Every day, as one half of my face grows blacker and more swollen, she drags me, cringing, around all the classrooms to show her mates how all those karate lessons paid off. If the truth be told, it was just an accident caused by a head-on collision we had during a snowball fight at school. But having a beautiful shiner like mine is a novel experience - the last one I received was when my brother hit me with a cricket bat 30 odd years ago.

I don't so much mind the gawping wonder of Sasha's school friends, but I do find it extremely embarrassing when I go outside and am taken for an alkogolichka who has probably just surfaced from a trash can in search of bottles. People edge away from me in shop queues and on buses and pull their children sharply aside.

What makes the situation infinitely worse is that my husband, Kolya, was recently involved in a car crash and is also looking fairly battered, so when we go out together en famille there are hissed intakes of breath from passers-by. In England, I would at least be pitied as a battered wife, but it never enters anyone's mind here that I'm a battered mother. Perhaps I should set up a support group.

I've been offered various treatments to ease the pain and humiliation, from ice to goose fat, but so far I'm still as purple as a Moscow sunset.
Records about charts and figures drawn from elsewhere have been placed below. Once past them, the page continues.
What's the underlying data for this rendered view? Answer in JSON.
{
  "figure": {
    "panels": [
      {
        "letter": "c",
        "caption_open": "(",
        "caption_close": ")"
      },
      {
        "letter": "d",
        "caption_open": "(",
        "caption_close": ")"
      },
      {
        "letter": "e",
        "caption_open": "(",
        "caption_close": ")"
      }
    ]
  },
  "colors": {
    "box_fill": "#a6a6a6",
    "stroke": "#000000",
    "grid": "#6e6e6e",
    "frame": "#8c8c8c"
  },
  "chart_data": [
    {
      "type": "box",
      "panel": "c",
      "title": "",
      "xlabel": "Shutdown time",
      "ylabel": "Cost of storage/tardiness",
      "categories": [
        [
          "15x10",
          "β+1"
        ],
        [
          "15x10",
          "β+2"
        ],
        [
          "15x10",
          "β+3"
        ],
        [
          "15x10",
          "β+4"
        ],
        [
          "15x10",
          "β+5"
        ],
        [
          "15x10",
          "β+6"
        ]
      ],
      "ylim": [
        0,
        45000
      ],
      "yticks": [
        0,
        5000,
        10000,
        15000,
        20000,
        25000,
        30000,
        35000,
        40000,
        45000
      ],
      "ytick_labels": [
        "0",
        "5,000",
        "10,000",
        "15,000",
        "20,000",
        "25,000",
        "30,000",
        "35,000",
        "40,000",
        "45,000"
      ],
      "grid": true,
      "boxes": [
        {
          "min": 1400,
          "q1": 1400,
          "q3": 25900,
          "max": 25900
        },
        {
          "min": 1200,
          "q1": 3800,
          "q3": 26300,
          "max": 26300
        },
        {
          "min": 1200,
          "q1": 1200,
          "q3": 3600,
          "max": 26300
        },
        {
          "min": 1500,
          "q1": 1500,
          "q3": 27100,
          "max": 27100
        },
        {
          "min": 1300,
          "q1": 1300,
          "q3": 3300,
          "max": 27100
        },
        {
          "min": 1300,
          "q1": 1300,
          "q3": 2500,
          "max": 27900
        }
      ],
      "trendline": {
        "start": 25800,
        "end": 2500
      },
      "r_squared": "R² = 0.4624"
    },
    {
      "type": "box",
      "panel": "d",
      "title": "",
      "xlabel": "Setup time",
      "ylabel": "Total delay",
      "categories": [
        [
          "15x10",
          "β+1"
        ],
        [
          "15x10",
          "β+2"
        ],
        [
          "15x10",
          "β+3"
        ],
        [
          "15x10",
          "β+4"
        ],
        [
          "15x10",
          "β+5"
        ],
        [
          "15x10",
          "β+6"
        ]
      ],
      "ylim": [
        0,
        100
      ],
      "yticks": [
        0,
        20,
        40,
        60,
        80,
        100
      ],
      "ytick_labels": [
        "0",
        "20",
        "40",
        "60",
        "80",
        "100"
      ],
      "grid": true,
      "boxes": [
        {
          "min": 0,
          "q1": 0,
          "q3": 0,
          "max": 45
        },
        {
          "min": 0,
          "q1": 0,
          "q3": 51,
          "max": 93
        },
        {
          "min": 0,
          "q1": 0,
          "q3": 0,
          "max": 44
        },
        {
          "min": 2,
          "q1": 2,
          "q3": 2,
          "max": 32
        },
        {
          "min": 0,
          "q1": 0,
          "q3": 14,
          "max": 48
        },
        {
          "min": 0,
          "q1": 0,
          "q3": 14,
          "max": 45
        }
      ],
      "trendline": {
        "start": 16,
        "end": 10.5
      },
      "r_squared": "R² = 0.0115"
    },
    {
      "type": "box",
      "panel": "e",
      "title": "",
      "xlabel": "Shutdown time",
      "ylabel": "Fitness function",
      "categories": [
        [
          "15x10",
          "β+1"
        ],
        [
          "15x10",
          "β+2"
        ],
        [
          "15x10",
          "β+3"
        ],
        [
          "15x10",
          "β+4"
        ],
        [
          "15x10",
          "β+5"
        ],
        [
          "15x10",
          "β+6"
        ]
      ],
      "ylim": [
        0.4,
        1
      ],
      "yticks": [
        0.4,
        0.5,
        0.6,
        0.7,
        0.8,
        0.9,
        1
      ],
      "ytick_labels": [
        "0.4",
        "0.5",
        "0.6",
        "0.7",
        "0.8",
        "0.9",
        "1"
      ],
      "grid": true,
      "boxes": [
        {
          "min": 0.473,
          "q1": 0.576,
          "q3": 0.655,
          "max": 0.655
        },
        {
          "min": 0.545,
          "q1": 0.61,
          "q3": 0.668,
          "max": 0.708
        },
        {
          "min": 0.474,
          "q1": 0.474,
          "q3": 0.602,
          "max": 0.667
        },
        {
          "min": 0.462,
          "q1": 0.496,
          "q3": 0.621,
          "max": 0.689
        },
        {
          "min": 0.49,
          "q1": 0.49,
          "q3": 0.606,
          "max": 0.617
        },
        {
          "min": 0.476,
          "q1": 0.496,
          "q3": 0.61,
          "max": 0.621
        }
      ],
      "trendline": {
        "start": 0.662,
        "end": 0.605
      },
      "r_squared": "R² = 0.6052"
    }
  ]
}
On the subject of home cures, my son Bobby has a barking cough that my baby sitter is treating with cabbage leaves. As you no doubt know, cabbage is a substitute for those agonizingly painful pepper or mustard plasters that are applied to the back and chest during the throes of a cough or cold. (Incidentally, Kolya frequently succumbs to this indignation, which just goes to show, as Dostoevsky so rightly said, that Russians want to suffer.) Bobby was fine with the cabbage, however. In fact, when I came in the next morning, I found him plucking the withered leaves out of his pajama top and eating them.

A vodka-rub was the next thing on the agenda for him, followed by vacuuming the apartment to get rid of allergy-inducing dust. Warm milk and butter, and a vodka compress (why does Russian society seem to hinge on alcohol?) were tried but unfortunately failed, and in the end I admitted defeat and trotted off with him to the British Embassy Clinic, where he was diagnosed with upper respiratory infection and given boring old antibiotics.

Anyway, tomorrow I'm leaving you lot to your sub-zero temperatures and slushy snow and am flying off to the sun, sea and sand of Egypt. Which, come to think of it, is probably exactly what the doctor ordered for hacking coughs and black eyes.